Q: How do you stay motivated as an activist?

Activism has now become my way of staying motivated for this world. Activism gives me hope that one day I could go back to the rainforest in Ecuador, where I was born, and there could still be a tree left despite mass deforestation due to animal agriculture and the agriculture of greed and manipulation. Activism gives a voice to the voiceless, who sadly were born into an industry that sees them as objects and not as actual living beings. Activism unites and empowers the game changers of our time. Activism is the mobilization of our dreams of equality and freedom; without it we are waiting for the world to transform when we haven’t even done so ourselves.

Q: What advice would you give to new activists?
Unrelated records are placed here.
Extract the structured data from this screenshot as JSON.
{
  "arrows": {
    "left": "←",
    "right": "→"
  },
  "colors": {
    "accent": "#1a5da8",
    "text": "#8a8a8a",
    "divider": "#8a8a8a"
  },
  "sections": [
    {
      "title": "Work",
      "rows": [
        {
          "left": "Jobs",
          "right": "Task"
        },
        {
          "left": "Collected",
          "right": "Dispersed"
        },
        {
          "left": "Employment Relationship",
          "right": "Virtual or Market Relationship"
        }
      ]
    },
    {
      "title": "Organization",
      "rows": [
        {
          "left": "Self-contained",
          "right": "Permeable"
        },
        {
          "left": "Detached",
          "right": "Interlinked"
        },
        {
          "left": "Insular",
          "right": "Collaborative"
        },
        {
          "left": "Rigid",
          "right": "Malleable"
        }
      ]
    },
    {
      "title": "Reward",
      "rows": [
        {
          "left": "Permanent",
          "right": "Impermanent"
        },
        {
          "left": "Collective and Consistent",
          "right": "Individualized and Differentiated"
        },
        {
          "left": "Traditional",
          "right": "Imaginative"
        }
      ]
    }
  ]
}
You are more powerful than you think.

Q: Why Animal Liberation?

Why liberation for anyone? This is why I believe in intersectional activism. When you have someone at the top of the hierarchy, there will always be someone at the bottom dealing with the consequences of their lower location. When a group from a lower location on this hierarchy speaks up, it gives opportunities for others to be heard as well. It can easily turn destructive when, for example, we work towards liberation in human rights but only as a singular issue. When we unite our many struggles, we can fight these injustices that are rooted in ideologies which say that some beings aren’t equal, that there are “others,” including animals. When we use these ideologies to fight our singular struggle, we are feeding the very hierarchy we wish to abolish, because we saying that some matter more than others. This is why I think we need to unite all of our struggles for true freedom and equality.